Carrer d’en Mallà
October 14th, 2011
The Guardian has nominated Les Rambles as one of five streets in the world that should be pedestrianised for the greater good, though I’m sure cutting off the only thoroughfare through this part of the centre would be at all sensible.
With only two narrow lanes of traffic astride a tree-lined pedestrian walkway, Barcelona’s Las Ramblas is often cited as a success in urban planning. The reality, however, is somewhat different. Hemmed in by the layout, when the shoppers, gadabouts and meanderers are out in force, the pressure pushes them back out: straight into the roads. At such moments, no number of trees or funky shops can conceal the overwhelming impression that the boulevard which cuts through the heart of the city centre is nothing more than a 1.2km-long traffic island.
Barcelona Photoblog by Carlos Lorenzo is a consistently interesting photo site on which we accompany Carlos on his travels around his city.
Here is on The Estació de França
Estació de França is a magical place for architecture enthusiasts. As seen from La Ribera quarter on the other side of Marques De L’Argentera avenue the place looks rather dull and does not give you any clue of the beauty inside. The moment you walk under its gates the light coming through the stained glass both in the domes and walls gently falls on the polished marble floors creating this mysterious soothing church-like atmosphere quite pleasant if you are about to travel. In fact, I felt like skating across the hall in the way a child would do. The elaborate modernist and art deco motifs and especially those metal spheres hanging from a sort of ring tied to the domes are a pleasure to the eye. Although the railway station has been there since 19th century the building was rebuilt in 1929 for the International Exhibition by renown Spanish architect Pedro Muguruza who held important positions in Francisco Franco’s dictatorial government but that’s another story.
As he puts it “Barcelona pictures there are many, commented Barcelona photos there are few, so I intend to provide not just images but information about the daily life of the city and some aspects of artistic expression such as Barcelona sculpture, Barcelona architecture, Barcelona street art, Art Nouveau or Modernisme.”
Picasso painted a series of paintings of the roofs of Barcelona in 1902 and 1903. Superficiously, television antennes and satellite dishes aside, the roofs of the old city haven’t changed much. but these bleak and barren views are of another city.

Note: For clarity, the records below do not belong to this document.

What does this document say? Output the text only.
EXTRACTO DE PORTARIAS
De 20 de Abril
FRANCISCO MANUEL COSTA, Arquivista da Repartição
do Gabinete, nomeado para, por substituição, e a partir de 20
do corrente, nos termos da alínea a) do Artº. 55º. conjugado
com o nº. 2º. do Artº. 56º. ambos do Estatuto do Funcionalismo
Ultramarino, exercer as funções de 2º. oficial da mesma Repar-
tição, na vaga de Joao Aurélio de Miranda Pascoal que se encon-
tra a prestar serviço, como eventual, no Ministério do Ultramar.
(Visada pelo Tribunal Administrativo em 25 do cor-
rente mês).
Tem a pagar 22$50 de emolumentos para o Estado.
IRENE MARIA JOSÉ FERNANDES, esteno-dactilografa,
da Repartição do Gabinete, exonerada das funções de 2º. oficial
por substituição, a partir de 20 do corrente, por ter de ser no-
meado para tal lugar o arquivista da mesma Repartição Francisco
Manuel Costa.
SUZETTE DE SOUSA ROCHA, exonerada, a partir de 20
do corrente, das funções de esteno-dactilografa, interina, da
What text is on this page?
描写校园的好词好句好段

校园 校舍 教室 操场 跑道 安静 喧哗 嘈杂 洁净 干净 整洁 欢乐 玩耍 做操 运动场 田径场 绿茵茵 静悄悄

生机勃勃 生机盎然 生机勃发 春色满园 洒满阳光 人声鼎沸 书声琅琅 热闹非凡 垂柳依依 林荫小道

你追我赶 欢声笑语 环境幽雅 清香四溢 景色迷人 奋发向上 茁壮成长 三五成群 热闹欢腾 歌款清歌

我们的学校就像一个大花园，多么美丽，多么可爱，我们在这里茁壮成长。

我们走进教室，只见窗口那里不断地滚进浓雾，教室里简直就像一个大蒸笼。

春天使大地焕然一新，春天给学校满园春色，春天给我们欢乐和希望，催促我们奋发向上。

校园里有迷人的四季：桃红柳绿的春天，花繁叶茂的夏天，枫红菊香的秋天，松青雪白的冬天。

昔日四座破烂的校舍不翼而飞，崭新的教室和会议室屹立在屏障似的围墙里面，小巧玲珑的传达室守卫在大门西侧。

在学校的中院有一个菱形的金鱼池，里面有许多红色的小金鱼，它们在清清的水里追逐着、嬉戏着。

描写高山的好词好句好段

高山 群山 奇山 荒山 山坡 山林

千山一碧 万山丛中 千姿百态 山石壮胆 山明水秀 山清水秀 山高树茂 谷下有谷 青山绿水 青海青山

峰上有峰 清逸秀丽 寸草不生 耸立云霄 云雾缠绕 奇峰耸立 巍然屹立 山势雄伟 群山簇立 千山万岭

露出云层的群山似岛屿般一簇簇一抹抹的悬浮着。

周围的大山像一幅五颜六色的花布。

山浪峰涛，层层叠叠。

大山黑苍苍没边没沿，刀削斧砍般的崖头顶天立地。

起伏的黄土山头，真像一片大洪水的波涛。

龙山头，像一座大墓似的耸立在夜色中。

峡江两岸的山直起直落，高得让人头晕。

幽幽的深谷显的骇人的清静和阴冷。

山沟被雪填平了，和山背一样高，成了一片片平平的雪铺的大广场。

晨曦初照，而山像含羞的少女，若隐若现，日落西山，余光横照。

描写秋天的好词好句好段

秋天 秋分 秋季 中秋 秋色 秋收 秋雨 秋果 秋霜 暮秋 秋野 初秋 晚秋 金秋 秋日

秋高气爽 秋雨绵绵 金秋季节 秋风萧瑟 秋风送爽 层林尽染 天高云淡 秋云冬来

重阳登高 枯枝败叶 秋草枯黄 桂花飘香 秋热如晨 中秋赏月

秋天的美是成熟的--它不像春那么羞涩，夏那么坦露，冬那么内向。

By general consensus, Santa Maria del Mar is the most beautiful of Barcelona’s churches and an outstanding example of Catalan Gothic. One of its most interesting details are the twin figures on the front doors. They show the dockworkers or porters of La Ribera, who gave up their Sundays over several decades to carry stone from the Foixarda quarry on Montjuic to help build the church.
La Miranda Del Museo is my favourite rooftop bar-restaurant in Barcelona. It is located between Barceloneta and the Gothic Quarter in the Palau de Mar, the only building which still survives from Barcelona’s Old Port. The first three floors of the building are taken up by the Museu de Historia de Catalunya. Take the lift up to the fourth floor. Superb views of Barcelona harbour, Montjuic and Tibidabo.
Mediterranean cusine specialised in seafood. A reasonably-priced lunch menu is available during the week. Cafeteria service is also offered during museum hours. A great place to admire the city with a coffee.